Explorer les autoroutes autrement
Pour ceux qui souhaitent varier leur itinéraire, plusieurs circuits méritent l’attention :
- Autoroute A7 : cette voie vers la Provence surprend par ses points de vue et ses haltes culturelles inattendues.
- Autoroute A9 : entre paysages méditerranéens et patrimoine historique, chaque étape propose sa propre histoire.
Au fil des kilomètres, les panneaux marron s’imposent comme de véritables invitations. Ils signalent bien plus que des lieux à visiter : ils ponctuent le trajet de moments de découverte, révélant les richesses souvent insoupçonnées qui bordent les grands axes.
Les enjeux économiques et environnementaux des nouveaux tracés
Les projets de nouvelles autoroutes soulèvent de nombreuses questions et attisent la réflexion. Depuis 2013, l’atelier de recherche Genius loci, fondé par Sébastien Dégeilh et Olivier Huz à l’Institut supérieur des arts et du design de Toulouse (isdaT), analyse de près les répercussions économiques et écologiques de ces infrastructures. À leurs yeux, chaque tracé doit conjuguer performance et respect du vivant.
Sébastien Dégeilh et Olivier Huz n’en restent pas aux intentions. Ils expérimentent des approches concrètes pour limiter l’impact écologique des autoroutes. Leur démarche privilégie notamment :
- L’implantation de corridors écologiques, conçus pour préserver la faune et la flore locales.
- Le développement de solutions alternatives comme le covoiturage et la création de voies réservées aux véhicules électriques.
Les effets sur le tissu économique ne sont pas négligeables. En facilitant l’accès à des régions moins connectées, les nouveaux tracés dynamisent le commerce et l’activité touristique. La Sanef, en charge des A13 et A14, s’est illustrée en introduisant le péage en flux libre, une innovation qui fluidifie la circulation et réduit les émissions polluantes.
En 2022, le Centre National des Arts Plastiques a acquis des éléments du projet des panneaux marron. Ce geste met en avant l’intérêt croissant pour la valorisation culturelle des infrastructures routières, tout en soulignant l’importance d’une démarche respectueuse de l’environnement, tant sur le plan patrimonial qu’écologique.
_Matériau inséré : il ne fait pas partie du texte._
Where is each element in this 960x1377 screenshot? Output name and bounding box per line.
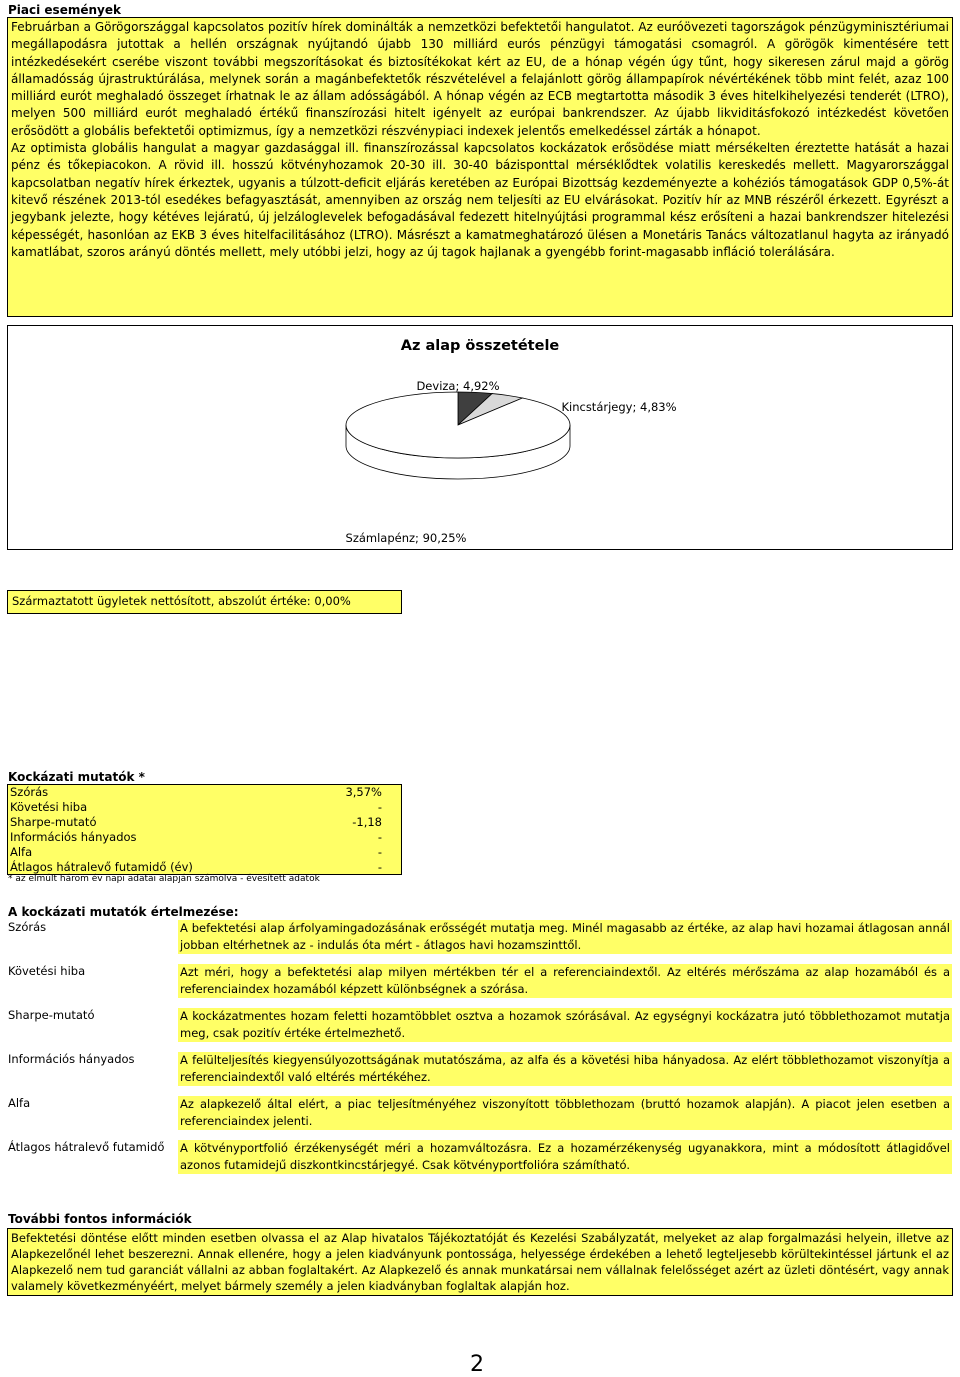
explanation-description: Az alapkezelő által elért, a piac teljesítményéhez viszonyított többlethozam (bruttó hozamok alapján). A piacot jelen esetben a referenciaindex jelenti. [180,1097,950,1128]
further-info-heading: További fontos információk [8,1212,192,1226]
page-number: 2 [470,1352,484,1377]
risk-row [8,830,401,845]
derivatives-box [7,590,402,614]
explanation-description: A kockázatmentes hozam feletti hozamtöbblet osztva a hozamok szórásával. Az egységnyi kockázatra jutó többlethozamot mutatja meg, csak pozitív értéke értelmezhető. [180,1009,950,1040]
market-events-heading: Piaci események [8,3,121,17]
further-info-text: Befektetési döntése előtt minden esetben olvassa el az Alap hivatalos Tájékoztatóját és Kezelési Szabályzatát, melyeket az alap forgalmazási helyein, illetve az Alapkezelőnél lehet beszerezni. Annak ellenére, hogy a jelen kiadványunk pontossága, helyessége érdekében a lehető legteljesebb körültekintéssel jártunk el az Alapkezelő nem tud garanciát vállalni az abban foglaltakért. Az Alapkezelő és annak munkatársai nem vállalnak felelősséget azért az üzleti döntésért, vagy annak valamely következményéért, melyet bármely személy a jelen kiadványban foglaltak alapján hoz. [11,1231,949,1293]
pie-label-számlapénz: Számlapénz; 90,25% [345,531,467,545]
risk-label: Alfa [10,845,33,859]
risk-label: Követési hiba [10,800,88,814]
risk-value: -1,18 [352,815,382,829]
risk-footnote: * az elmúlt három év napi adatai alapján számolva - évesített adatok [8,874,320,884]
risk-indicators-heading: Kockázati mutatók * [8,770,145,784]
risk-row [8,860,401,875]
pie-chart-svg [8,326,952,549]
risk-value: - [377,860,382,874]
risk-label: Sharpe-mutató [10,815,97,829]
further-info-box [7,1228,953,1296]
explanation-term: Szórás [8,920,47,934]
risk-row [8,785,401,800]
market-events-paragraph-1: Februárban a Görögországgal kapcsolatos pozitív hírek dominálták a nemzetközi befektetői hangulatot. Az euróövezeti tagországok pénzügyminisztériumai megállapodásra jutottak a hellén országnak nyújtandó újabb 130 milliárd eurós pénzügyi támogatási csomagról. A görögök kimentésére tett intézkedésekért cserébe viszont további megszorításokat és biztosítékokat kért az EU, de a hónap végén úgy tűnt, hogy sikeresen zárul majd a görög államadósság újrastruktúrálása, melynek során a magánbefektetők részvételével a felajánlott görög állampapírok névértékének több mint felét, azaz 100 milliárd eurót meghaladó összeget írhatnak le az állam adósságából. A hónap végén az ECB megtartotta második 3 éves hitelkihelyezési tenderét (LTRO), melyen 500 milliárd eurót meghaladó értékű finanszírozási hitelt igényelt az európai bankrendszer. Az újabb likviditásfokozó intézkedést követően erősödött a globális befektetői optimizmus, így a nemzetközi részvénypiaci indexek jelentős emelkedéssel zárták a hónapot. [11,20,949,138]
risk-value: - [377,845,382,859]
explanation-term: Sharpe-mutató [8,1008,95,1022]
risk-value: - [377,800,382,814]
risk-row [8,845,401,860]
market-events-box [7,17,953,317]
risk-label: Szórás [10,785,49,799]
explanation-term: Követési hiba [8,964,86,978]
explanation-description: A kötvényportfolió érzékenységét méri a hozamváltozásra. Ez a hozamérzékenység ugyanakkora, mint a módosított átlagidővel azonos futamidejű diszkontkincstárjegyé. Csak kötvényportfolióra számítható. [180,1141,950,1172]
fund-composition-chart [7,325,953,550]
explanation-term: Alfa [8,1096,31,1110]
explanations-heading: A kockázati mutatók értelmezése: [8,905,239,919]
market-events-paragraph-2: Az optimista globális hangulat a magyar gazdasággal ill. finanszírozással kapcsolatos kockázatok erősödése miatt mérsékelten éreztette hatását a hazai pénz és tőkepiacokon. A rövid ill. hosszú kötvényhozamok 20-30 ill. 30-40 bázisponttal mérséklődtek volatilis kereskedés mellett. Magyarországgal kapcsolatban negatív hírek érkeztek, ugyanis a túlzott-deficit eljárás keretében az Európai Bizottság kezdeményezte a kohéziós támogatások GDP 0,5%-át kitevő részének 2013-tól esedékes befagyasztását, amennyiben az ország nem teljesíti az EU elvárásokat. Pozitív hír az MNB részéről érkezett. Egyrészt a jegybank jelezte, hogy kétéves lejáratú, új jelzáloglevelek befogadásával fedezett hitelnyújtási programmal kész erősíteni a hazai bankrendszer hitelezési képességét, hasonlóan az EKB 3 éves hitelfacilitásához (LTRO). Másrészt a kamatmeghatározó ülésen a Monetáris Tanács változatlanul hagyta az irányadó kamatlábat, szoros arányú döntés mellett, mely utóbbi jelzi, hogy az új tagok hajlanak a gyengébb forint-magasabb infláció tolerálására. [11,141,949,259]
risk-value: - [377,830,382,844]
explanation-term: Átlagos hátralevő futamidő [8,1140,165,1154]
risk-indicators-table [7,784,402,875]
risk-row [8,815,401,830]
pie-slice-számlapénz [346,392,570,458]
derivatives-text: Származtatott ügyletek nettósított, abszolút értéke: 0,00% [12,594,351,608]
pie-label-kincstárjegy: Kincstárjegy; 4,83% [561,400,677,414]
explanation-description: Azt méri, hogy a befektetési alap milyen mértékben tér el a referenciaindextől. Az eltérés mérőszáma az alap hozamából és a referenciaindex hozamából képzett különbségnek a szórása. [180,965,950,996]
pie-slices [346,392,570,479]
risk-row [8,800,401,815]
pie-label-deviza: Deviza; 4,92% [416,379,500,393]
risk-label: Átlagos hátralevő futamidő (év) [10,860,193,874]
chart-title: Az alap összetétele [400,338,560,354]
risk-label: Információs hányados [10,830,137,844]
explanation-term: Információs hányados [8,1052,135,1066]
risk-value: 3,57% [345,785,382,799]
explanation-description: A befektetési alap árfolyamingadozásának erősségét mutatja meg. Minél magasabb az értéke, az alap havi hozamai átlagosan annál jobban eltérhetnek az - indulás óta mért - átlagos havi hozamszinttől. [180,921,950,952]
explanation-description: A felülteljesítés kiegyensúlyozottságának mutatószáma, az alfa és a követési hiba hányadosa. Az elért többlethozamot viszonyítja a referenciaindextől való eltérés mértékéhez. [180,1053,950,1084]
Perspectives d’avenir pour le réseau autoroutier
Les avancées technologiques et les nouvelles méthodes de gestion transforment peu à peu le paysage autoroutier. La Sanef s’affirme comme pionnière avec le déploiement du péage en flux libre sur les A13 et A14. Fini l’attente aux barrières : la circulation s’en trouve allégée et l’empreinte carbone, réduite.
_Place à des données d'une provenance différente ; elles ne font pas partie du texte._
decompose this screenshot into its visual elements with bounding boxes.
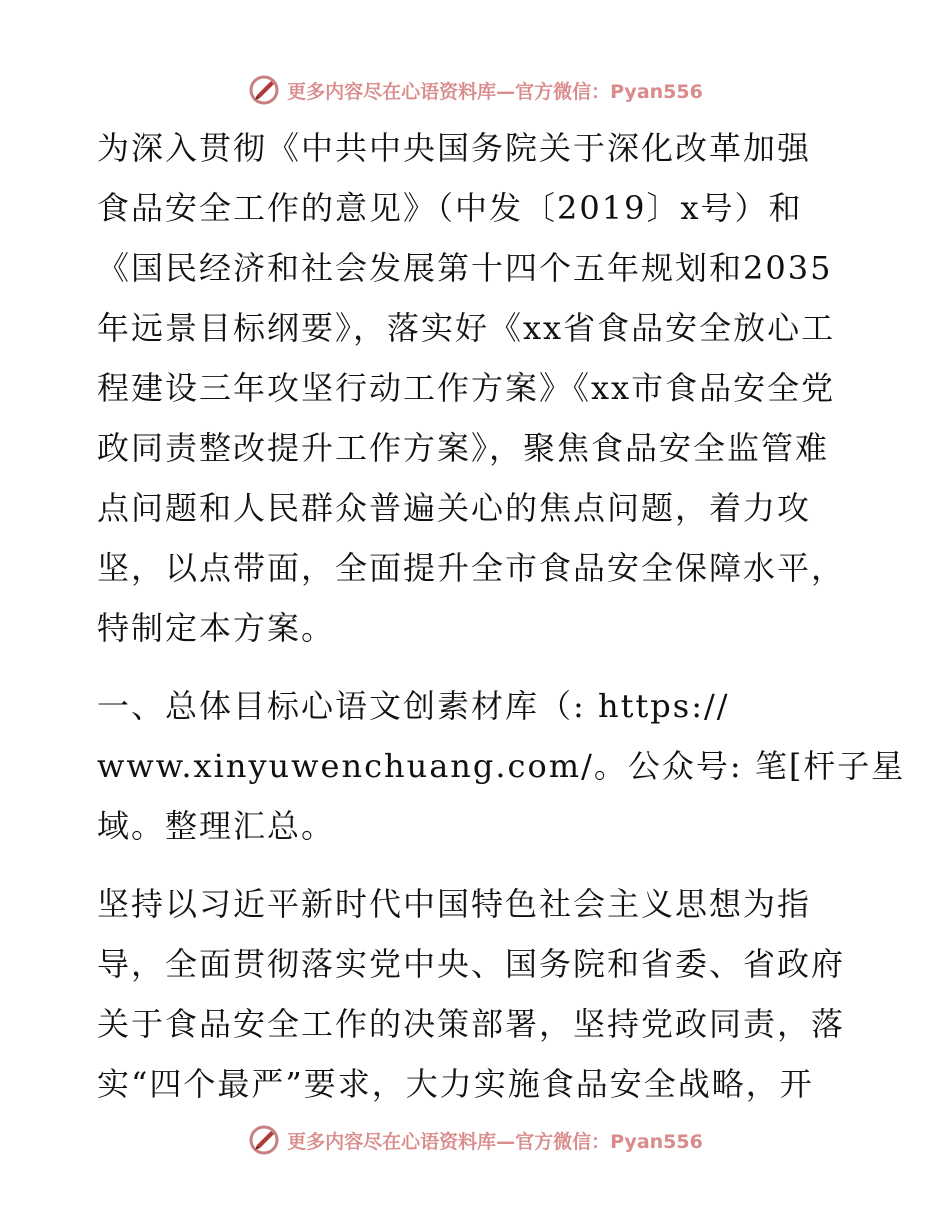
paragraph-guidance <box>97 874 857 1114</box>
logo-icon <box>247 1123 281 1157</box>
text-line: 实“四个最严”要求，大力实施食品安全战略，开 <box>97 1065 814 1103</box>
document-body <box>97 118 906 1114</box>
text-line: 年远景目标纲要》，落实好《xx省食品安全放心工 <box>97 309 836 347</box>
logo-icon <box>247 73 281 107</box>
watermark-text: 更多内容尽在心语资料库—官方微信：Pyan556 <box>287 1130 703 1153</box>
text-line: 坚持以习近平新时代中国特色社会主义思想为指 <box>97 885 812 923</box>
text-line: 坚，以点带面，全面提升全市食品安全保障水平， <box>97 549 846 587</box>
text-line: 程建设三年攻坚行动工作方案》《xx市食品安全党 <box>97 369 836 407</box>
header-watermark <box>0 70 950 110</box>
paragraph-section-heading <box>97 676 906 856</box>
text-line: 为深入贯彻《中共中央国务院关于深化改革加强 <box>97 129 812 167</box>
text-line: 食品安全工作的意见》（中发〔2019〕x号）和 <box>97 189 803 227</box>
text-line: 域。整理汇总。 <box>97 807 336 845</box>
footer-watermark <box>0 1120 950 1160</box>
text-line: 关于食品安全工作的决策部署，坚持党政同责，落 <box>97 1005 846 1043</box>
text-line: www.xinyuwenchuang.com/。公众号: 笔[杆子星 <box>97 747 906 785</box>
paragraph-intro <box>97 118 857 658</box>
text-line: 《国民经济和社会发展第十四个五年规划和2035 <box>97 249 833 287</box>
text-line: 点问题和人民群众普遍关心的焦点问题，着力攻 <box>97 489 812 527</box>
text-line: 特制定本方案。 <box>97 609 336 647</box>
text-line: 导，全面贯彻落实党中央、国务院和省委、省政府 <box>97 945 846 983</box>
watermark-text: 更多内容尽在心语资料库—官方微信：Pyan556 <box>287 80 703 103</box>
text-line: 一、总体目标心语文创素材库（: https:// <box>97 687 730 725</box>
text-line: 政同责整改提升工作方案》，聚焦食品安全监管难 <box>97 429 830 467</box>
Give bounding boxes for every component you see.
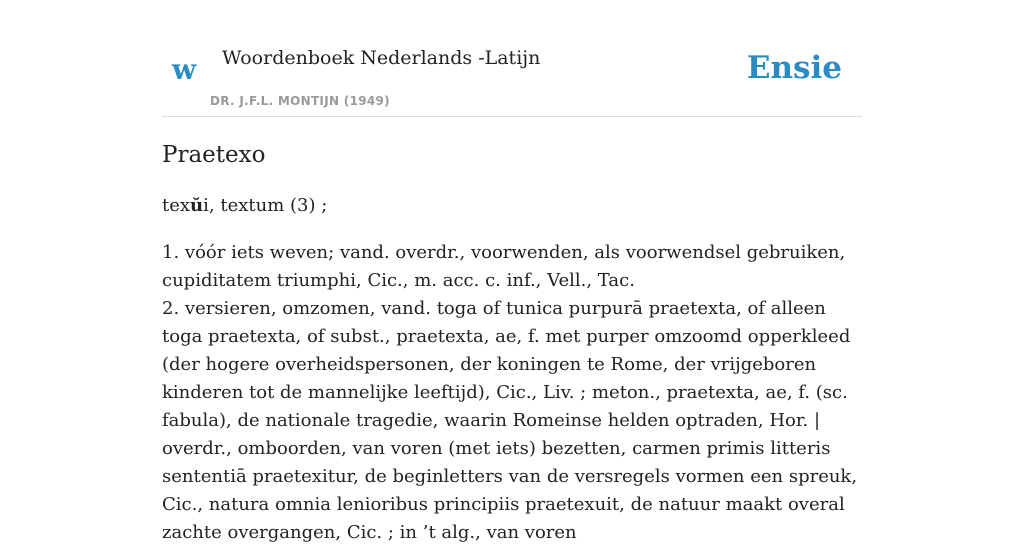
dictionary-header [162, 0, 862, 117]
forms-prefix: tex [162, 195, 191, 216]
forms-suffix: i, textum (3) ; [203, 195, 328, 216]
dictionary-entry-card [162, 0, 862, 543]
ensie-brand-logo[interactable]: Ensie [746, 50, 842, 86]
dictionary-author: DR. J.F.L. MONTIJN (1949) [210, 94, 390, 108]
forms-bold-vowel: ŭ [190, 195, 204, 216]
entry-grammatical-forms [162, 193, 327, 219]
dictionary-title[interactable]: Woordenboek Nederlands -Latijn [222, 47, 541, 69]
entry-headword: Praetexo [162, 142, 266, 168]
definition-sense-1: 1. vóór iets weven; vand. overdr., voorwenden, als voorwendsel gebruiken, cupiditatem triumphi, Cic., m. acc. c. inf., Vell., Tac. [162, 242, 846, 291]
entry-definition [162, 239, 862, 547]
dictionary-logo-icon[interactable]: w [172, 53, 197, 86]
definition-sense-2: 2. versieren, omzomen, vand. toga of tunica purpurā praetexta, of alleen toga praetexta, of subst., praetexta, ae, f. met purper omzoomd opperkleed (der hogere overheidspersonen, der koningen te Rome, der vrijgeboren kinderen tot de mannelijke leeftijd), Cic., Liv. ; meton., praetexta, ae, f. (sc. fabula), de nationale tragedie, waarin Romeinse helden optraden, Hor. | overdr., omboorden, van voren (met iets) bezetten, carmen primis litteris sententiā praetexitur, de beginletters van de versregels vormen een spreuk, Cic., natura omnia lenioribus principiis praetexuit, de natuur maakt overal zachte overgangen, Cic. ; in ’t alg., van voren [162, 298, 858, 543]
Les projets d’extension et de modernisation s’appuient désormais sur une meilleure intégration environnementale. Les corridors écologiques deviennent incontournables dans l’aménagement, protégeant la biodiversité et offrant des passages sécurisés à la faune. L’intermodalité progresse elle aussi : les nouvelles infrastructures connectent de plus en plus efficacement autoroutes, transports publics et pistes cyclables.
Les projets culturels et touristiques
La signalisation culturelle, incarnée par les panneaux marron conçus par l’Atelier Visuel Design de Jean Widmer et Nicole Sauvage, a fait ses preuves depuis leur installation sur les autoroutes A7 et A9 en 1974. Ces panneaux racontent l’histoire des territoires traversés, invitant les automobilistes à s’arrêter et à regarder autrement. L’achat par le Centre National des Arts Plastiques de ces éléments, près de cinquante ans plus tard, en dit long sur l’attachement à cette signalétique unique.
Demain, la gestion du trafic s’appuiera davantage sur les données et l’intelligence des systèmes automatisés. Capteurs, surveillance en temps réel, interventions rapides : ces outils permettent non seulement d’améliorer la sécurité, mais aussi de rendre le réseau autoroutier plus réactif et plus fiable. L’autoroute de demain ne sera plus seulement une ligne droite sur la carte, mais un espace vivant, connecté, ouvert sur son environnement et sur la société qu’elle traverse.